JYP Entertainment has been on fire this year. If the company’s Super Intern variety show is to be believed, they’ve structured their agency into separate divisions to better cater to their artists. Rather than centralize everything, JYP assigns different teams to different artists – each one tasked with growing individual groups’ sounds and careers. From an outsider’s perspective, this approach seems to have paid off. It’s allowed for a constant stream of releases, with each feeling unique and meaningful to the artists themselves.
When I look back on all of the title tracks released by JYP artists this year, I can’t find one clunker. Many of these groups had career highlights in 2019, whether that be creatively or commercially.
Twice have transformed their quirky-cute sound into an edgier style of pop that suits them surprisingly well. This felt like a natural progression rather than a kowtow to trends, and reached across both their Korean and Japanese material. Their release schedule remains incredibly tight, and I honestly don’t know how they manage to record and promote so much music in one year. Their worldwide popularity continues to soar, dominating the K-pop girl group landscape.
Stray Kids have transformed from a promising rookie to a real powerhouse. They feel like the rare idol act that’s actually allowed to experiment with their sound, and the group is home to some fantastic composers/producers. To JYP’s credit, the agency seems comfortable letting the guys do what they want to musically, and that’s forged an appealing sense of authenticity.
For me, DAY6 have had their most impressive year yet, pushing past the constraints of an idol rock band and exploring new styles within their existing sound. They’ve released a large amount of material in 2019, and it’s been some of their best music since debut.
I haven’t really been a big fan of GOT7’s post-2015 releases, but even they improved their standing in 2019. Their JUS2 sub-unit debut was an inspired choice, and their full-group work has also been solid. Their Japanese output continues to feel comparatively bland, but at least they’ve moved past the noisy J-pop sound of their first few years.
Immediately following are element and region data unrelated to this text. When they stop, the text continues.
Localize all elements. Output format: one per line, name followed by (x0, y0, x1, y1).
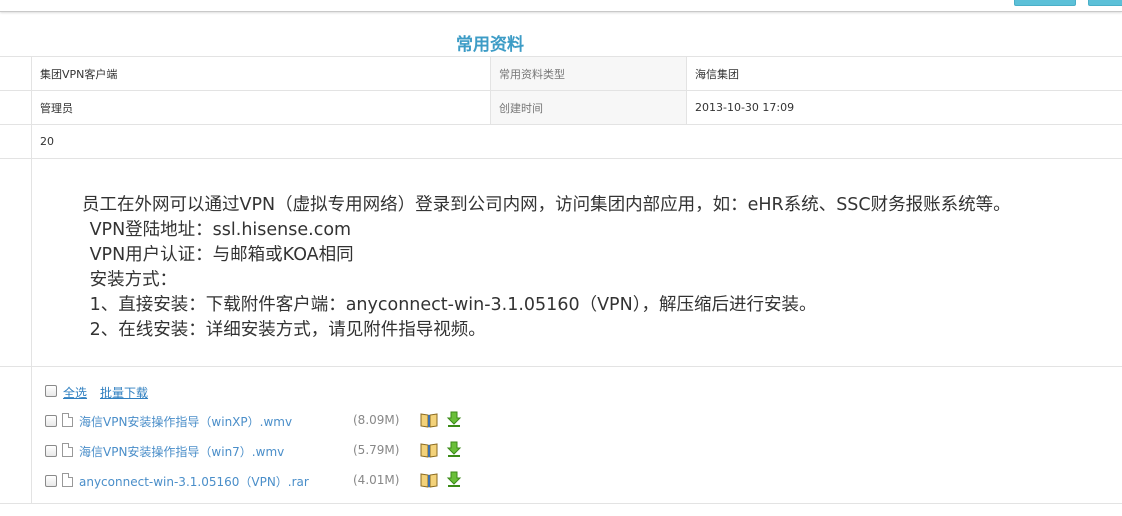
file-link[interactable]: 海信VPN安装操作指导（winXP）.wmv (79, 413, 292, 430)
file-checkbox[interactable] (45, 415, 57, 427)
preview-book-icon[interactable] (420, 442, 438, 462)
document-icon (62, 413, 73, 427)
creator-value: 管理员 (40, 101, 73, 115)
description-text: 员工在外网可以通过VPN（虚拟专用网络）登录到公司内网，访问集团内部应用，如：e… (82, 193, 1011, 343)
page-title: 常用资料 (456, 35, 524, 55)
info-row-3: 20 (0, 125, 1122, 159)
file-link[interactable]: 海信VPN安装操作指导（win7）.wmv (79, 443, 284, 460)
info-row-1: 集团VPN客户端 常用资料类型 海信集团 (0, 56, 1122, 91)
resource-type-value: 海信集团 (695, 67, 739, 81)
count-value: 20 (40, 135, 54, 148)
top-toolbar (0, 0, 1122, 12)
description-line: 1、直接安装：下载附件客户端：anyconnect-win-3.1.05160（… (84, 295, 817, 315)
toolbar-button-1[interactable] (1014, 0, 1076, 6)
info-row-2: 管理员 创建时间 2013-10-30 17:09 (0, 91, 1122, 125)
file-checkbox[interactable] (45, 445, 57, 457)
document-icon (62, 473, 73, 487)
file-size: (4.01M) (353, 473, 400, 487)
download-arrow-icon[interactable] (446, 411, 462, 431)
description-line: 安装方式： (84, 270, 178, 290)
preview-book-icon[interactable] (420, 472, 438, 492)
document-icon (62, 443, 73, 457)
select-all-link[interactable]: 全选 (63, 384, 87, 401)
file-size: (5.79M) (353, 443, 400, 457)
download-arrow-icon[interactable] (446, 471, 462, 491)
preview-book-icon[interactable] (420, 412, 438, 432)
toolbar-button-2[interactable] (1088, 0, 1122, 6)
description-line: VPN用户认证：与邮箱或KOA相同 (84, 245, 354, 265)
create-time-label: 创建时间 (490, 91, 687, 124)
file-checkbox[interactable] (45, 475, 57, 487)
description-line: 员工在外网可以通过VPN（虚拟专用网络）登录到公司内网，访问集团内部应用，如：e… (82, 195, 1011, 215)
select-all-checkbox[interactable] (45, 385, 57, 397)
resource-name: 集团VPN客户端 (40, 67, 118, 81)
description-line: 2、在线安装：详细安装方式，请见附件指导视频。 (84, 320, 486, 340)
file-link[interactable]: anyconnect-win-3.1.05160（VPN）.rar (79, 473, 309, 490)
file-size: (8.09M) (353, 413, 400, 427)
create-time-value: 2013-10-30 17:09 (695, 101, 795, 114)
description-line: VPN登陆地址：ssl.hisense.com (84, 220, 352, 240)
resource-type-label: 常用资料类型 (490, 57, 687, 90)
batch-download-link[interactable]: 批量下载 (100, 384, 148, 401)
download-arrow-icon[interactable] (446, 441, 462, 461)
Finally, JYP’s big 2019 debut was a smashing success. ITZY seem to have captured the attention of both Korean and international audiences. As Twice moves into new musical territory, ITZY have smartly taken up their mantle without forgetting to bring their own unique flair to the table. They’ve released two of my favorite girl group singles of the year, and their future seems incredibly bright.
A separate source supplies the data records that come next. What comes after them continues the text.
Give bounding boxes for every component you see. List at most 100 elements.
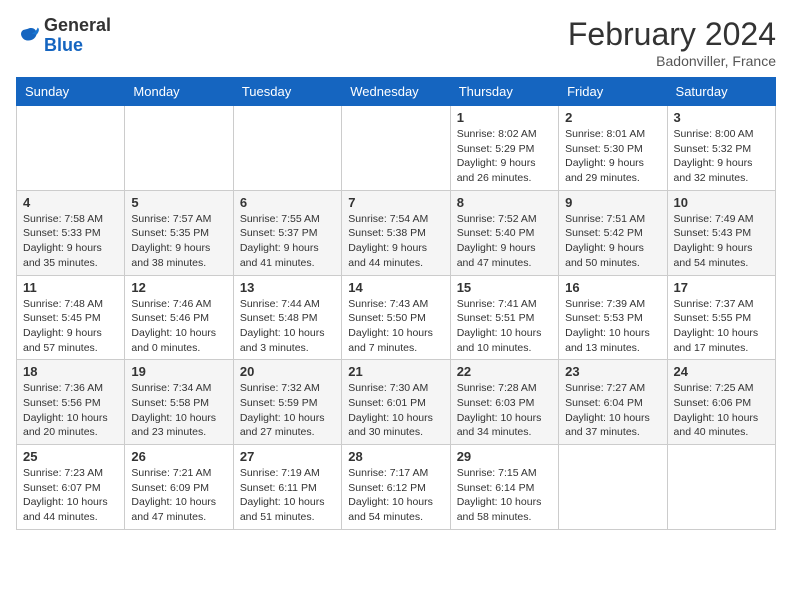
month-title: February 2024 [568, 16, 776, 53]
day-number: 19 [131, 364, 226, 379]
logo-bird-icon [16, 24, 40, 48]
calendar-cell: 11Sunrise: 7:48 AM Sunset: 5:45 PM Dayli… [17, 275, 125, 360]
calendar-cell: 10 Sunrise: 7:49 AM Sunset: 5:43 PM Dayli… [667, 190, 775, 275]
calendar-week-row: 1 Sunrise: 8:02 AM Sunset: 5:29 PM Daylig… [17, 106, 776, 191]
day-number: 22 [457, 364, 552, 379]
calendar-cell [667, 445, 775, 530]
day-info: Sunrise: 7:32 AM Sunset: 5:59 PM Dayligh… [240, 381, 335, 440]
calendar-cell: 23 Sunrise: 7:27 AM Sunset: 6:04 PM Dayli… [559, 360, 667, 445]
day-number: 8 [457, 195, 552, 210]
day-info: Sunrise: 7:41 AM Sunset: 5:51 PM Dayligh… [457, 297, 552, 356]
day-info: Sunrise: 7:52 AM Sunset: 5:40 PM Dayligh… [457, 212, 552, 271]
calendar-cell: 26 Sunrise: 7:21 AM Sunset: 6:09 PM Dayli… [125, 445, 233, 530]
day-info: Sunrise: 8:02 AM Sunset: 5:29 PM Dayligh… [457, 127, 552, 186]
calendar-cell: 19 Sunrise: 7:34 AM Sunset: 5:58 PM Dayli… [125, 360, 233, 445]
day-number: 7 [348, 195, 443, 210]
day-info: Sunrise: 7:44 AM Sunset: 5:48 PM Dayligh… [240, 297, 335, 356]
day-number: 20 [240, 364, 335, 379]
day-number: 17 [674, 280, 769, 295]
day-number: 13 [240, 280, 335, 295]
calendar-cell: 5 Sunrise: 7:57 AM Sunset: 5:35 PM Daylig… [125, 190, 233, 275]
day-info: Sunrise: 7:57 AM Sunset: 5:35 PM Dayligh… [131, 212, 226, 271]
day-info: Sunrise: 7:21 AM Sunset: 6:09 PM Dayligh… [131, 466, 226, 525]
day-info: Sunrise: 7:58 AM Sunset: 5:33 PM Dayligh… [23, 212, 118, 271]
calendar-cell: 22 Sunrise: 7:28 AM Sunset: 6:03 PM Dayli… [450, 360, 558, 445]
calendar-table: SundayMondayTuesdayWednesdayThursdayFrid… [16, 77, 776, 530]
day-number: 12 [131, 280, 226, 295]
day-number: 10 [674, 195, 769, 210]
day-number: 1 [457, 110, 552, 125]
calendar-cell: 6 Sunrise: 7:55 AM Sunset: 5:37 PM Daylig… [233, 190, 341, 275]
day-info: Sunrise: 7:37 AM Sunset: 5:55 PM Dayligh… [674, 297, 769, 356]
calendar-cell: 7 Sunrise: 7:54 AM Sunset: 5:38 PM Daylig… [342, 190, 450, 275]
day-number: 2 [565, 110, 660, 125]
day-number: 28 [348, 449, 443, 464]
title-section: February 2024 Badonviller, France [568, 16, 776, 69]
day-of-week-header: Sunday [17, 78, 125, 106]
logo: General Blue [16, 16, 111, 56]
calendar-cell [125, 106, 233, 191]
day-info: Sunrise: 7:34 AM Sunset: 5:58 PM Dayligh… [131, 381, 226, 440]
day-of-week-header: Tuesday [233, 78, 341, 106]
day-info: Sunrise: 8:01 AM Sunset: 5:30 PM Dayligh… [565, 127, 660, 186]
day-number: 5 [131, 195, 226, 210]
calendar-header-row: SundayMondayTuesdayWednesdayThursdayFrid… [17, 78, 776, 106]
calendar-cell: 21 Sunrise: 7:30 AM Sunset: 6:01 PM Dayli… [342, 360, 450, 445]
day-number: 16 [565, 280, 660, 295]
day-info: Sunrise: 7:28 AM Sunset: 6:03 PM Dayligh… [457, 381, 552, 440]
calendar-cell [342, 106, 450, 191]
day-info: Sunrise: 7:36 AM Sunset: 5:56 PM Dayligh… [23, 381, 118, 440]
day-info: Sunrise: 7:54 AM Sunset: 5:38 PM Dayligh… [348, 212, 443, 271]
calendar-cell: 16 Sunrise: 7:39 AM Sunset: 5:53 PM Dayli… [559, 275, 667, 360]
day-info: Sunrise: 7:39 AM Sunset: 5:53 PM Dayligh… [565, 297, 660, 356]
day-info: Sunrise: 7:51 AM Sunset: 5:42 PM Dayligh… [565, 212, 660, 271]
day-number: 29 [457, 449, 552, 464]
day-info: Sunrise: 7:19 AM Sunset: 6:11 PM Dayligh… [240, 466, 335, 525]
calendar-cell: 24 Sunrise: 7:25 AM Sunset: 6:06 PM Dayli… [667, 360, 775, 445]
day-of-week-header: Thursday [450, 78, 558, 106]
day-number: 21 [348, 364, 443, 379]
calendar-cell [17, 106, 125, 191]
calendar-week-row: 11Sunrise: 7:48 AM Sunset: 5:45 PM Dayli… [17, 275, 776, 360]
day-number: 6 [240, 195, 335, 210]
day-number: 15 [457, 280, 552, 295]
calendar-cell [233, 106, 341, 191]
calendar-cell: 27 Sunrise: 7:19 AM Sunset: 6:11 PM Dayli… [233, 445, 341, 530]
day-number: 26 [131, 449, 226, 464]
day-info: Sunrise: 7:17 AM Sunset: 6:12 PM Dayligh… [348, 466, 443, 525]
calendar-cell: 29Sunrise: 7:15 AM Sunset: 6:14 PM Dayli… [450, 445, 558, 530]
calendar-cell: 20 Sunrise: 7:32 AM Sunset: 5:59 PM Dayli… [233, 360, 341, 445]
calendar-cell: 14Sunrise: 7:43 AM Sunset: 5:50 PM Dayli… [342, 275, 450, 360]
day-number: 14 [348, 280, 443, 295]
day-number: 24 [674, 364, 769, 379]
calendar-cell: 15 Sunrise: 7:41 AM Sunset: 5:51 PM Dayli… [450, 275, 558, 360]
calendar-week-row: 4 Sunrise: 7:58 AM Sunset: 5:33 PM Daylig… [17, 190, 776, 275]
page-header: General Blue February 2024 Badonviller, … [16, 16, 776, 69]
calendar-week-row: 25Sunrise: 7:23 AM Sunset: 6:07 PM Dayli… [17, 445, 776, 530]
day-number: 3 [674, 110, 769, 125]
calendar-cell: 4 Sunrise: 7:58 AM Sunset: 5:33 PM Daylig… [17, 190, 125, 275]
day-info: Sunrise: 7:30 AM Sunset: 6:01 PM Dayligh… [348, 381, 443, 440]
calendar-cell: 18Sunrise: 7:36 AM Sunset: 5:56 PM Dayli… [17, 360, 125, 445]
calendar-cell [559, 445, 667, 530]
day-number: 11 [23, 280, 118, 295]
day-number: 25 [23, 449, 118, 464]
logo-text: General Blue [44, 16, 111, 56]
calendar-cell: 28 Sunrise: 7:17 AM Sunset: 6:12 PM Dayli… [342, 445, 450, 530]
calendar-week-row: 18Sunrise: 7:36 AM Sunset: 5:56 PM Dayli… [17, 360, 776, 445]
day-info: Sunrise: 7:55 AM Sunset: 5:37 PM Dayligh… [240, 212, 335, 271]
day-of-week-header: Monday [125, 78, 233, 106]
calendar-cell: 8 Sunrise: 7:52 AM Sunset: 5:40 PM Daylig… [450, 190, 558, 275]
day-of-week-header: Friday [559, 78, 667, 106]
day-number: 27 [240, 449, 335, 464]
calendar-cell: 3Sunrise: 8:00 AM Sunset: 5:32 PM Daylig… [667, 106, 775, 191]
calendar-cell: 1 Sunrise: 8:02 AM Sunset: 5:29 PM Daylig… [450, 106, 558, 191]
day-number: 4 [23, 195, 118, 210]
day-info: Sunrise: 7:27 AM Sunset: 6:04 PM Dayligh… [565, 381, 660, 440]
day-of-week-header: Wednesday [342, 78, 450, 106]
day-of-week-header: Saturday [667, 78, 775, 106]
calendar-cell: 2 Sunrise: 8:01 AM Sunset: 5:30 PM Daylig… [559, 106, 667, 191]
day-info: Sunrise: 7:25 AM Sunset: 6:06 PM Dayligh… [674, 381, 769, 440]
day-number: 23 [565, 364, 660, 379]
day-info: Sunrise: 7:49 AM Sunset: 5:43 PM Dayligh… [674, 212, 769, 271]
JYP himself spent much of the year showing off his new agency building, and honestly it’s pretty impressive. I don’t want to blindly buy into the hype and spin, but JYP Entertainment seems to be an agency that genuinely cares about its artists as people (as much as a profit-minded business can). As a fan, I feel like I’m more familiar with their inner workings than either SM or YG, and I appreciate that transparency.
I really don’t have much to say here. Obviously, it’s a bummer that Woojin left Stray Kids (and the agency) back in October, and Mina’s future with Twice seems to be somewhat in limbo due to personal reasons. As happy as I am about the steady stream of JYP releases in 2019, I’m a bit concerned about the work (and stress) level of the agency’s artists. But, this isn’t a problem that’s unique to JYP Entertainment.
Though ITZY had an exciting debut year, they really should have released more material than they did. I suppose they could still make a quick comeback in December, but so far the girls have only delivered five actual songs in 2019. Two of them were mega-hits, but I’m the type of listener that needs a bigger discography to truly get attached to an artist. I guess new 2020 material will be something to look forward to.